Rolex entretient volontairement cette tension. La marque a même racheté en 2023 le réseau de distribution d’occasion Bucherer, pour reprendre la main sur ce marché secondaire qu’elle ne contrôlait pas.

Le résultat : contrairement à une voiture ou un smartphone, une Rolex ne perd quasiment jamais de valeur. Certains modèles s’apprécient même année après année, ce qui justifie psychologiquement le prix aux yeux des acheteurs.

Ce mécanisme n’a rien d’un accident. Il transforme un objet manufacturé en actif financier, et c’est précisément ce qui permet de vendre à 30 fois le coût de fabrication sans que personne ne crie au scandale.

Face à une Seiko ou une Tissot, l’écart de prix explose sans écart de qualité équivalent

Une Seiko Presage, montre automatique japonaise fabriquée avec un soin comparable, coûte entre 300 et 600 € neuve. Son mouvement, moins prestigieux mais tout aussi fiable au quotidien, revient à environ 80 € en coût de production.

Le ratio prix/coût de Seiko tourne autour de 4 à 7 fois le prix de revient, contre 30 à 40 fois pour Rolex.
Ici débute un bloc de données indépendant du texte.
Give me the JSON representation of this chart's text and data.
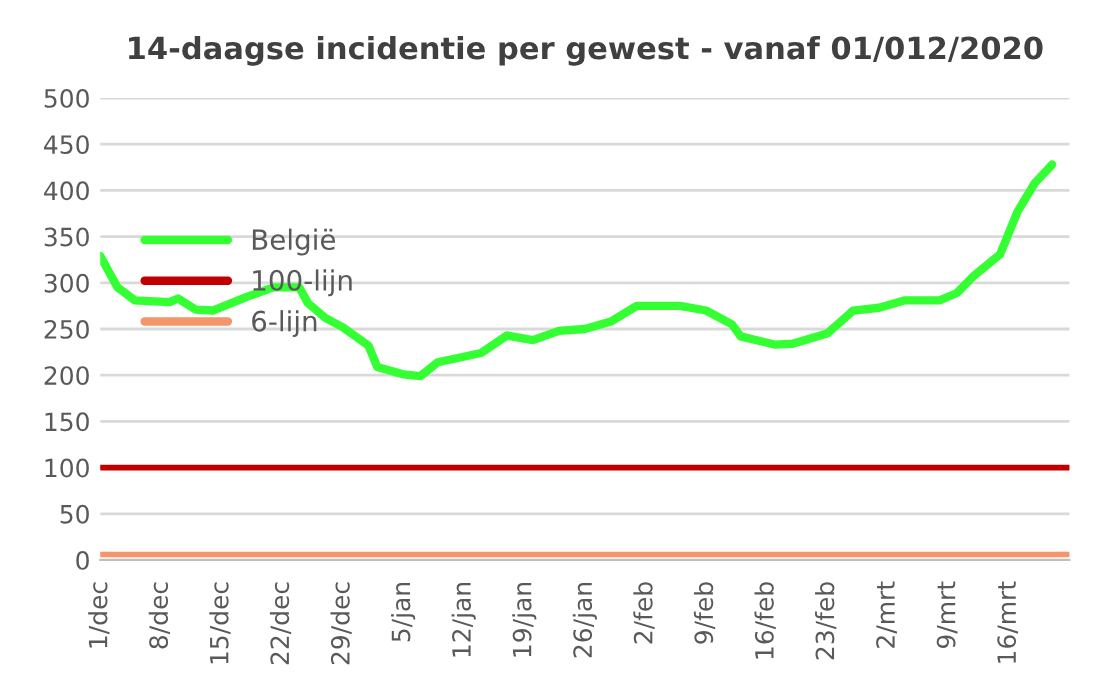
{
  "chart_data": {
    "type": "line",
    "title": "14-daagse incidentie per gewest - vanaf 01/012/2020",
    "series": [
      {
        "name": "België",
        "color": "#33ff33",
        "x": [
          "2020-12-01",
          "2020-12-03",
          "2020-12-05",
          "2020-12-09",
          "2020-12-10",
          "2020-12-12",
          "2020-12-14",
          "2020-12-18",
          "2020-12-21",
          "2020-12-24",
          "2020-12-25",
          "2020-12-27",
          "2020-12-29",
          "2021-01-01",
          "2021-01-02",
          "2021-01-05",
          "2021-01-07",
          "2021-01-09",
          "2021-01-12",
          "2021-01-14",
          "2021-01-17",
          "2021-01-20",
          "2021-01-23",
          "2021-01-26",
          "2021-01-29",
          "2021-02-01",
          "2021-02-06",
          "2021-02-09",
          "2021-02-12",
          "2021-02-13",
          "2021-02-17",
          "2021-02-19",
          "2021-02-23",
          "2021-02-26",
          "2021-03-01",
          "2021-03-04",
          "2021-03-08",
          "2021-03-10",
          "2021-03-12",
          "2021-03-15",
          "2021-03-17",
          "2021-03-19",
          "2021-03-21"
        ],
        "values": [
          329,
          295,
          281,
          279,
          283,
          271,
          270,
          285,
          295,
          295,
          278,
          262,
          252,
          232,
          209,
          201,
          199,
          214,
          220,
          224,
          243,
          238,
          248,
          250,
          258,
          275,
          275,
          270,
          255,
          242,
          233,
          234,
          245,
          270,
          273,
          281,
          281,
          289,
          308,
          331,
          377,
          408,
          428
        ]
      },
      {
        "name": "100-lijn",
        "color": "#c00000",
        "x": [
          "2020-12-01",
          "2021-03-23"
        ],
        "values": [
          100,
          100
        ]
      },
      {
        "name": "6-lijn",
        "color": "#f4956a",
        "x": [
          "2020-12-01",
          "2021-03-23"
        ],
        "values": [
          6,
          6
        ]
      }
    ],
    "xlim": [
      "2020-12-01",
      "2021-03-23"
    ],
    "xticks": [
      {
        "value": "2020-12-01",
        "label": "1/dec"
      },
      {
        "value": "2020-12-08",
        "label": "8/dec"
      },
      {
        "value": "2020-12-15",
        "label": "15/dec"
      },
      {
        "value": "2020-12-22",
        "label": "22/dec"
      },
      {
        "value": "2020-12-29",
        "label": "29/dec"
      },
      {
        "value": "2021-01-05",
        "label": "5/jan"
      },
      {
        "value": "2021-01-12",
        "label": "12/jan"
      },
      {
        "value": "2021-01-19",
        "label": "19/jan"
      },
      {
        "value": "2021-01-26",
        "label": "26/jan"
      },
      {
        "value": "2021-02-02",
        "label": "2/feb"
      },
      {
        "value": "2021-02-09",
        "label": "9/feb"
      },
      {
        "value": "2021-02-16",
        "label": "16/feb"
      },
      {
        "value": "2021-02-23",
        "label": "23/feb"
      },
      {
        "value": "2021-03-02",
        "label": "2/mrt"
      },
      {
        "value": "2021-03-09",
        "label": "9/mrt"
      },
      {
        "value": "2021-03-16",
        "label": "16/mrt"
      }
    ],
    "ylim": [
      0,
      500
    ],
    "yticks": [
      0,
      50,
      100,
      150,
      200,
      250,
      300,
      350,
      400,
      450,
      500
    ],
    "grid": "y",
    "legend": "left",
    "marker": "none",
    "line_style": "solid"
  }
}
La différence ne se joue donc pas sur la précision ou la durabilité, deux montres bien entretenues durent des décennies.

Elle se joue sur trois choses : la marque, la finition perçue, et surtout la garantie de revente à prix stable, voire à la hausse. Une Seiko ne s’apprécie jamais avec le temps, une Rolex si.

Une Tissot PRX, montre suisse à moins de 400 €, utilise elle aussi un mouvement automatique de qualité comparable à celui d’entrée de gamme des grandes maisons. Elle ne bénéficiera jamais du même statut d’objet de collection.
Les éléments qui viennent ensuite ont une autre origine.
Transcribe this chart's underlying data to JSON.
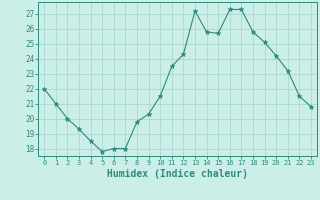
{
  "x": [
    0,
    1,
    2,
    3,
    4,
    5,
    6,
    7,
    8,
    9,
    10,
    11,
    12,
    13,
    14,
    15,
    16,
    17,
    18,
    19,
    20,
    21,
    22,
    23
  ],
  "y": [
    22,
    21,
    20,
    19.3,
    18.5,
    17.8,
    18.0,
    18.0,
    19.8,
    20.3,
    21.5,
    23.5,
    24.3,
    27.2,
    25.8,
    25.7,
    27.3,
    27.3,
    25.8,
    25.1,
    24.2,
    23.2,
    21.5,
    20.8
  ],
  "line_color": "#2e8b7a",
  "marker": "*",
  "marker_size": 3.5,
  "bg_color": "#cceee8",
  "grid_color": "#aad8d0",
  "tick_color": "#2e8b7a",
  "xlabel": "Humidex (Indice chaleur)",
  "xlabel_fontsize": 7,
  "ylim": [
    17.5,
    27.8
  ],
  "yticks": [
    18,
    19,
    20,
    21,
    22,
    23,
    24,
    25,
    26,
    27
  ],
  "xtick_labels": [
    "0",
    "1",
    "2",
    "3",
    "4",
    "5",
    "6",
    "7",
    "8",
    "9",
    "10",
    "11",
    "12",
    "13",
    "14",
    "15",
    "16",
    "17",
    "18",
    "19",
    "20",
    "21",
    "22",
    "23"
  ],
  "spine_color": "#2e8b7a"
}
C’est tout l’enjeu : payer une Rolex, c’est payer un ticket d’entrée dans un club fermé où la marque contrôle l’offre, les revendeurs et même le marché de la seconde main.

Ce que tu paies vraiment sur le poignet

Le coût de fabrication d’une Rolex ne représente qu’une infime part du prix final. Le reste finance une stratégie de rareté savamment orchestrée depuis des décennies.

La prochaine fois que tu croiseras une Submariner à 9 500 €, tu sauras que tu ne paies pas de l’acier ni un mouvement mécanique. Tu paies l’accès à une liste d’attente et la promesse que l’objet ne perdra jamais de valeur.